OpenAI chat GTP assistant + TTS (of your choice) + Support Context

Hello, I think this can be useful for someone.

In my case I wanted to trigger a service that would call open chat GTP API while using a context.

You require an Account with open ai and API KEY. (paid)

This can be useful for example with a prompt like this it could play a tts sound to advice you to turn on the heater… well you know the possibilities are endless.


What do you recomend me to do? act like a nice AI assistant advisor and  reply with no longer sentences!

This is one possible responses I reveived that was forward to the TTS and then play on my local media.

It is recommended that you turn on the heater to increase the room temperature. Additionally, you may want to consider wearing warmer clothing or using a blanket to stay warm.

check the github repository

1 Like

Oh this is gonna be fun!

I’ve always wanted TTS prompts to be less repetitive. They get ignored. Now… I can add sarcasm. Or have them crafted in iambic pentameter in the style of a shakespearian tragedy.

Prompt: “Sarcastically explain to my housemates why leaving the garage door open is a terrible idea in the winter.”
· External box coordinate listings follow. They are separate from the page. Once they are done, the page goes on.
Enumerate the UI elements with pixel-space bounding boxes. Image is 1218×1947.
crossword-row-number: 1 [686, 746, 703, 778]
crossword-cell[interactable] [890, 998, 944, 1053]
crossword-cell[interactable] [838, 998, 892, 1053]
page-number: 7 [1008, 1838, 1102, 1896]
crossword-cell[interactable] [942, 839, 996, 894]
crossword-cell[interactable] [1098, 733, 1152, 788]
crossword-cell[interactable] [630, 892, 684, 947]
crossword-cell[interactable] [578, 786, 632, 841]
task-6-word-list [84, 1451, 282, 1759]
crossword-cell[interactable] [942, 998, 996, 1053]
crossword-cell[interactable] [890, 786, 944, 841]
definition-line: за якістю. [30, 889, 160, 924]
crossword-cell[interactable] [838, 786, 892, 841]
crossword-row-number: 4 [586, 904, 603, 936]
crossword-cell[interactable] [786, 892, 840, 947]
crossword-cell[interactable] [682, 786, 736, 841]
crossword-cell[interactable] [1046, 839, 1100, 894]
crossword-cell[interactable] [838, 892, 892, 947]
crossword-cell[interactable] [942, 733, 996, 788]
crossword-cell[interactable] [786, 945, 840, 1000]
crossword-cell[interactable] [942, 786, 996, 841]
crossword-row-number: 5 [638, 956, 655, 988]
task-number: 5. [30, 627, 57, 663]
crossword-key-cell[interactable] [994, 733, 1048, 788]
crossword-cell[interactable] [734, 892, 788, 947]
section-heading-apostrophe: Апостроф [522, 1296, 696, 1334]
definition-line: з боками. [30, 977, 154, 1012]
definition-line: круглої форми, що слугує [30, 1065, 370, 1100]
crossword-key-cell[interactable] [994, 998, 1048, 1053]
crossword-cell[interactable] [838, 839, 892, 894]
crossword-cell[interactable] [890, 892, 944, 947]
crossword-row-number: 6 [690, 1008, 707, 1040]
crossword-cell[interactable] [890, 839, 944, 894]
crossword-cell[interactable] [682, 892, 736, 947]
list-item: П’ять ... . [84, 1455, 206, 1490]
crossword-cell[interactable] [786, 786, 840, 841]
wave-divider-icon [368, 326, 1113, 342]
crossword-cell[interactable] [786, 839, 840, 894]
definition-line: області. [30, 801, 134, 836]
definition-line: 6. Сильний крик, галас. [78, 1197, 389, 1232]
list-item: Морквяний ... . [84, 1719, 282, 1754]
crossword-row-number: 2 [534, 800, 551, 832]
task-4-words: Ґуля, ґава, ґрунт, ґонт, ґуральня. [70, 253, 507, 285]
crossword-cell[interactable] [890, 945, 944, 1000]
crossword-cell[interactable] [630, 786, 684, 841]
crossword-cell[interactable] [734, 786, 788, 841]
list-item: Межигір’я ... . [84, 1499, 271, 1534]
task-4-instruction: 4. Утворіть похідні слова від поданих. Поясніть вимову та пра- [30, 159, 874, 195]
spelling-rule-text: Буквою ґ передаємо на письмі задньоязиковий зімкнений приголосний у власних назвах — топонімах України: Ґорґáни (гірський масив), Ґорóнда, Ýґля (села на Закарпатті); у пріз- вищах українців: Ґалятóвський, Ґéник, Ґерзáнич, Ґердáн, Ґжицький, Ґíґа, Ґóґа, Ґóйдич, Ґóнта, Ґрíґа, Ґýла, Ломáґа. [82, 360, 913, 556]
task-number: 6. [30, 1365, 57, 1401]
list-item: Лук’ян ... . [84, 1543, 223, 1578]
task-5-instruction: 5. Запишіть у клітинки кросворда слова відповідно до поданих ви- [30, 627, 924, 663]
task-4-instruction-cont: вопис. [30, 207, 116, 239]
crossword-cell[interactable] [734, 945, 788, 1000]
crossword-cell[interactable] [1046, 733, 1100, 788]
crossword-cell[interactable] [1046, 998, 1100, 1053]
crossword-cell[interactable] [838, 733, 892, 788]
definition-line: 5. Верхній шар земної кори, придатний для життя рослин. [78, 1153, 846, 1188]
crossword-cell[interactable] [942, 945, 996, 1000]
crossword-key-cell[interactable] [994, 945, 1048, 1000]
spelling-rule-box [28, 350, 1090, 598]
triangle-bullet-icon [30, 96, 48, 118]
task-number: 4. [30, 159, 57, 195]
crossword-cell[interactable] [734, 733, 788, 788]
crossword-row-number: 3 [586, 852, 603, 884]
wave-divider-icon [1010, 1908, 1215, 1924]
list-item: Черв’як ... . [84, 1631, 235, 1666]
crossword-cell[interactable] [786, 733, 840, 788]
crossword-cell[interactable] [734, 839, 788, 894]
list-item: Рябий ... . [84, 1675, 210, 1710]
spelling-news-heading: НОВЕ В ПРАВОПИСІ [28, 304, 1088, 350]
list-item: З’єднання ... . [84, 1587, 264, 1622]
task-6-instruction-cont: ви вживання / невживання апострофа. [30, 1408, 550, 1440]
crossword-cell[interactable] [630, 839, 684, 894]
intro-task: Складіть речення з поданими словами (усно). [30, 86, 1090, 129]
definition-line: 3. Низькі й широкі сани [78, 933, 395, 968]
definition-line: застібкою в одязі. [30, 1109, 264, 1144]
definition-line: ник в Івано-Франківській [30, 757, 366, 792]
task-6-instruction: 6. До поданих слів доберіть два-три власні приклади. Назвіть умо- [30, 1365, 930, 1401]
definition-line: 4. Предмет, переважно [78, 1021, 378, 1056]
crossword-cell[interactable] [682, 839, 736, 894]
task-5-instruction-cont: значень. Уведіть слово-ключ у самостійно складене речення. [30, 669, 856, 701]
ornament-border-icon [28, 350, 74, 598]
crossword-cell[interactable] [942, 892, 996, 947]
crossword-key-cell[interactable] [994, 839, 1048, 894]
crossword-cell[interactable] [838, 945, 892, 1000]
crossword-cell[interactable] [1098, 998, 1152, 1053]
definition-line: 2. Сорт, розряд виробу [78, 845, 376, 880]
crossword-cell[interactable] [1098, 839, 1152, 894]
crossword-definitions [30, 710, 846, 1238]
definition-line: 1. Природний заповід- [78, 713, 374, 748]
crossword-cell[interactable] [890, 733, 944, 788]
Thanks for putting this together. Works easily.

I am considering myself a beginner-to-intermediate user… could I have an example of how I could use this in an automation? I cannot figure out how to pass the prompt to it.

Miguel, thank you!
I’ve been using your integration with the gpt-3.5-turbo-instruct model for funny and creative TTS announcements.

In the context prompt I include all type of information about relevant sensor states and in the message I ask AI to write the text to announce in the house when certain triggers occur.
It’s been perfect and I even created an input_select to choose the personalities and moods for the messages.

Working from there, I tried to adapt the code to allow input from images. It would be great to announce or describe the person who just rang the doorbell.

I ended up finding that there are slight differences in the API for GPT-4 Turbo with vision, mainly in the HTTP request and in the response format.

So, I thought it would be preferable to create a new custom_component with the image_analyzer service that allows to load a jpeg photograph from Home Assistant, send it to OpenAI and pass the response to the TTS service.
I took advantage of the text file feature to save the response for possible use by other scripts. So, the response from the AI image analysis is spoken and also saved in the text file.

There are the files and details. Just setup and then call service as:

service: gpt4vision.image_analyzer
  message: >-
    This photo was taken from a home surveillance camera.
    Write a short description of the person in the photo.
  max_tokens: 300
  entity_id: media_player.google_nest_kitchen
  image_file: '/config/www/images/doorbell_snapshot.jpg'

Oh awesome!

I haven’t got the time to keep up with recent models, but I already update my component to use recent turbo model but haven’t yet pushed.

Will try to do it someday :grin:

You need to read the doc file on that GitHub page.

For example, you can setup a new time pattern trigger and then call the ask service, with you message as instructions, then it’s a matter of criativity. When you follow my instructions you can tell which media player it will play.